Stick with Your Routine
This is not a normal situation, but there are ways you can try to keep a sense of normality. Get up at the same time as though you have a 9am lecture to attend every day. Take regular breaks from study or work and break up your day into study periods. The campus year may have come to an end but for most students, study is going on through web lectures and online seminars.
Be Kind to Everyone, Including Yourself
You’re not isolating alone; introverts and extroverts alike are now having to remain at home with limited physical social contact. If you live with people such as family, there is a risk of cabin fever. That can lead to arguments. If you feel your blood boiling, take a step back, count to ten and take a deep breath. Walk away if you must, but always remember the people you share your home with feel the same way.
Say Hello to Strangers While Exercising
Under the government’s rules, we are allowed out for 30 minutes exercise per day. You can go at any time, but as we head through spring and towards summer, that’s going to mean lighter evenings. People will be out walking their dogs. This may be the only close-proximity human contact you get during the lockdown. Talking to strangers is something we’ve lost, but try it, it’s a nice feeling to share pleasantries.

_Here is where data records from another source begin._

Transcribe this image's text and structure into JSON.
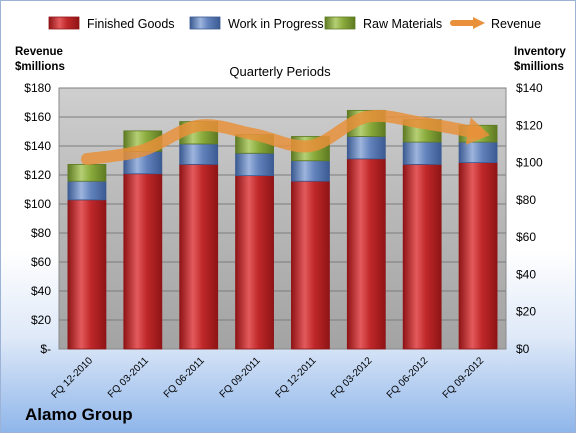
{
  "company": "Alamo Group",
  "chart_data": {
    "type": "bar",
    "stacked": true,
    "title": "Quarterly Periods",
    "y_left_label": [
      "Revenue",
      "$millions"
    ],
    "y_right_label": [
      "Inventory",
      "$millions"
    ],
    "y_left_ticks": [
      "$-",
      "$20",
      "$40",
      "$60",
      "$80",
      "$100",
      "$120",
      "$140",
      "$160",
      "$180"
    ],
    "y_right_ticks": [
      "$0",
      "$20",
      "$40",
      "$60",
      "$80",
      "$100",
      "$120",
      "$140"
    ],
    "y_left_range": [
      0,
      180
    ],
    "y_right_range": [
      0,
      140
    ],
    "categories": [
      "FQ 12-2010",
      "FQ 03-2011",
      "FQ 06-2011",
      "FQ 09-2011",
      "FQ 12-2011",
      "FQ 03-2012",
      "FQ 06-2012",
      "FQ 09-2012"
    ],
    "series": [
      {
        "name": "Finished Goods",
        "axis": "right",
        "color": "#c0282a",
        "values": [
          80,
          94,
          99,
          93,
          90,
          102,
          99,
          100
        ]
      },
      {
        "name": "Work in Progress",
        "axis": "right",
        "color": "#5a7bb3",
        "values": [
          10,
          12,
          11,
          12,
          11,
          12,
          12,
          11
        ]
      },
      {
        "name": "Raw Materials",
        "axis": "right",
        "color": "#7c9e34",
        "values": [
          9,
          11,
          12,
          10,
          13,
          14,
          12,
          9
        ]
      },
      {
        "name": "Revenue",
        "axis": "left",
        "type": "line",
        "color": "#e8913a",
        "values": [
          131,
          137,
          154,
          148,
          140,
          160,
          156,
          149
        ]
      }
    ],
    "legend_position": "top",
    "grid": true
  }
}
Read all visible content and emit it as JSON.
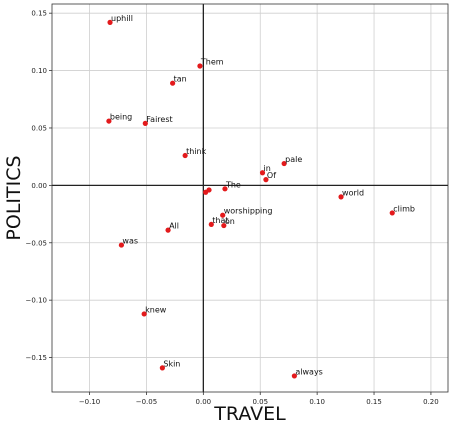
{
  "chart_data": {
    "type": "scatter",
    "title": "",
    "xlabel": "TRAVEL",
    "ylabel": "POLITICS",
    "xlim": [
      -0.133,
      0.215
    ],
    "ylim": [
      -0.18,
      0.158
    ],
    "xticks": [
      -0.1,
      -0.05,
      0.0,
      0.05,
      0.1,
      0.15,
      0.2
    ],
    "xtick_labels": [
      "−0.10",
      "−0.05",
      "0.00",
      "0.05",
      "0.10",
      "0.15",
      "0.20"
    ],
    "yticks": [
      -0.15,
      -0.1,
      -0.05,
      0.0,
      0.05,
      0.1,
      0.15
    ],
    "ytick_labels": [
      "−0.15",
      "−0.10",
      "−0.05",
      "0.00",
      "0.05",
      "0.10",
      "0.15"
    ],
    "grid": true,
    "zero_lines": true,
    "marker_color": "#e31a1c",
    "points": [
      {
        "label": "uphill",
        "x": -0.082,
        "y": 0.142
      },
      {
        "label": "Them",
        "x": -0.003,
        "y": 0.104
      },
      {
        "label": "tan",
        "x": -0.027,
        "y": 0.089
      },
      {
        "label": "being",
        "x": -0.083,
        "y": 0.056
      },
      {
        "label": "Fairest",
        "x": -0.051,
        "y": 0.054
      },
      {
        "label": "think",
        "x": -0.016,
        "y": 0.026
      },
      {
        "label": "pale",
        "x": 0.071,
        "y": 0.019
      },
      {
        "label": "in",
        "x": 0.052,
        "y": 0.011
      },
      {
        "label": "Of",
        "x": 0.055,
        "y": 0.005
      },
      {
        "label": "The",
        "x": 0.019,
        "y": -0.003
      },
      {
        "label": "",
        "x": 0.005,
        "y": -0.004
      },
      {
        "label": "",
        "x": 0.002,
        "y": -0.006
      },
      {
        "label": "world",
        "x": 0.121,
        "y": -0.01
      },
      {
        "label": "climb",
        "x": 0.166,
        "y": -0.024
      },
      {
        "label": "worshipping",
        "x": 0.017,
        "y": -0.026
      },
      {
        "label": "that",
        "x": 0.007,
        "y": -0.034
      },
      {
        "label": "on",
        "x": 0.018,
        "y": -0.035
      },
      {
        "label": "All",
        "x": -0.031,
        "y": -0.039
      },
      {
        "label": "was",
        "x": -0.072,
        "y": -0.052
      },
      {
        "label": "knew",
        "x": -0.052,
        "y": -0.112
      },
      {
        "label": "Skin",
        "x": -0.036,
        "y": -0.159
      },
      {
        "label": "always",
        "x": 0.08,
        "y": -0.166
      }
    ]
  }
}
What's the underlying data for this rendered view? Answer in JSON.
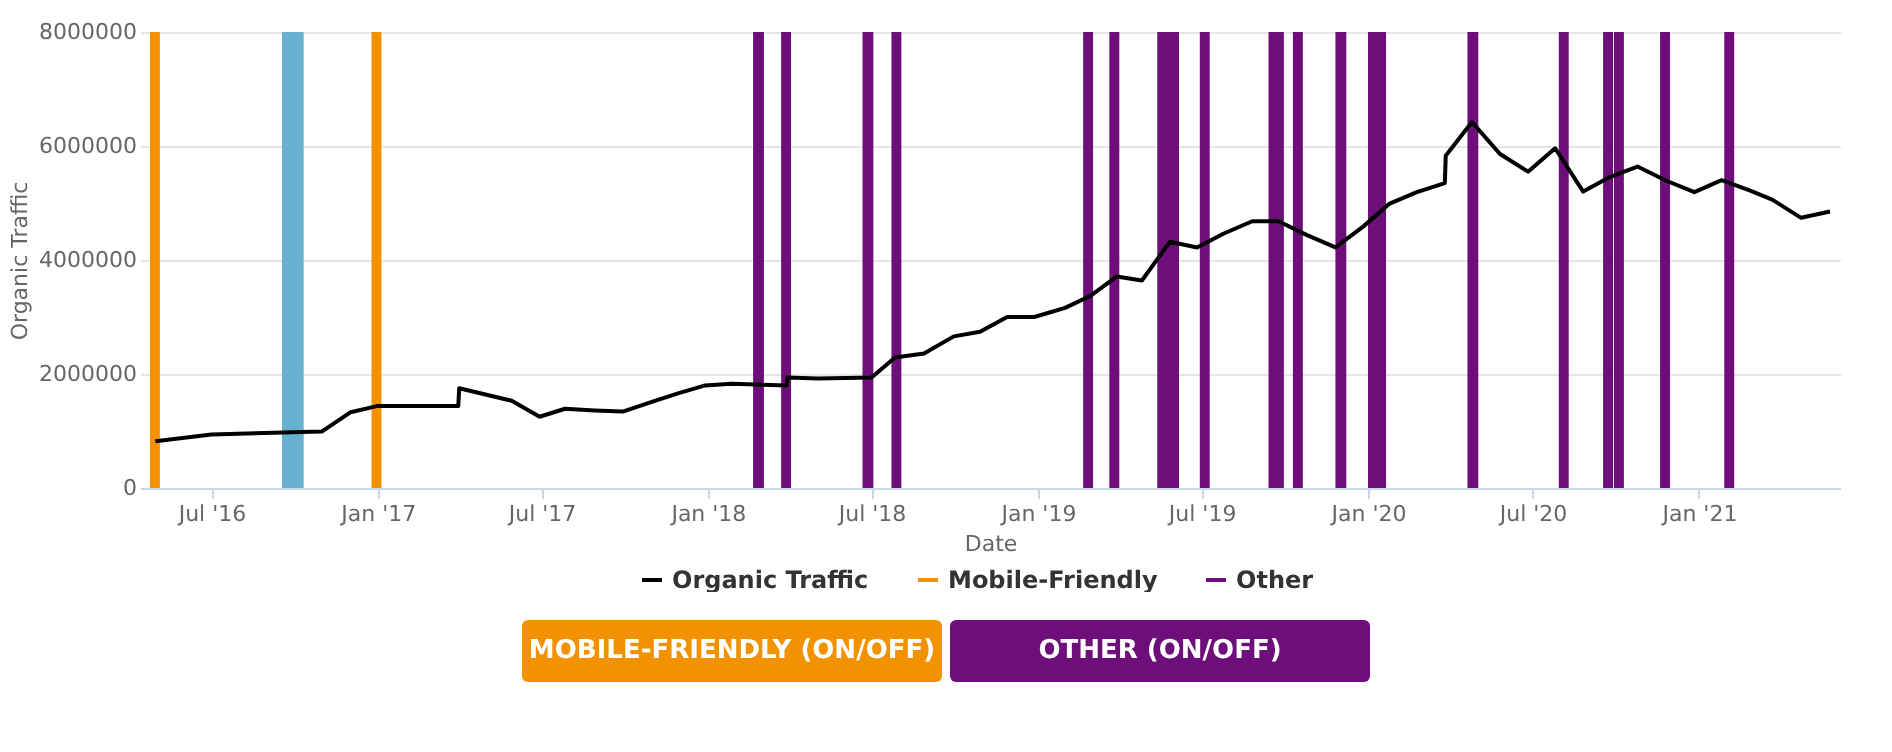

Schedule Virtual Social Time
Extroverts crave social interaction and for most students, these will be the best social days of your life. But the lockdown has brought that to an end. Luckily, you have the best technology available to help you keep up with people – something earlier generations could not have done. Consider having virtual breakfasts and drinks parties or watch parties, all online using software like Zoom.
Self-discipline and the routine should also mean shutting down at the end of the day. Set a cut off time and be strict about not looking at the news, don’t think about your job, your side hustle, or academic work. It doesn’t matter what you do – something creative, prepare a meal from scratch, or sit on the couch listening to music. Some find mindfulness exercises helpful to put everything else out of their mind.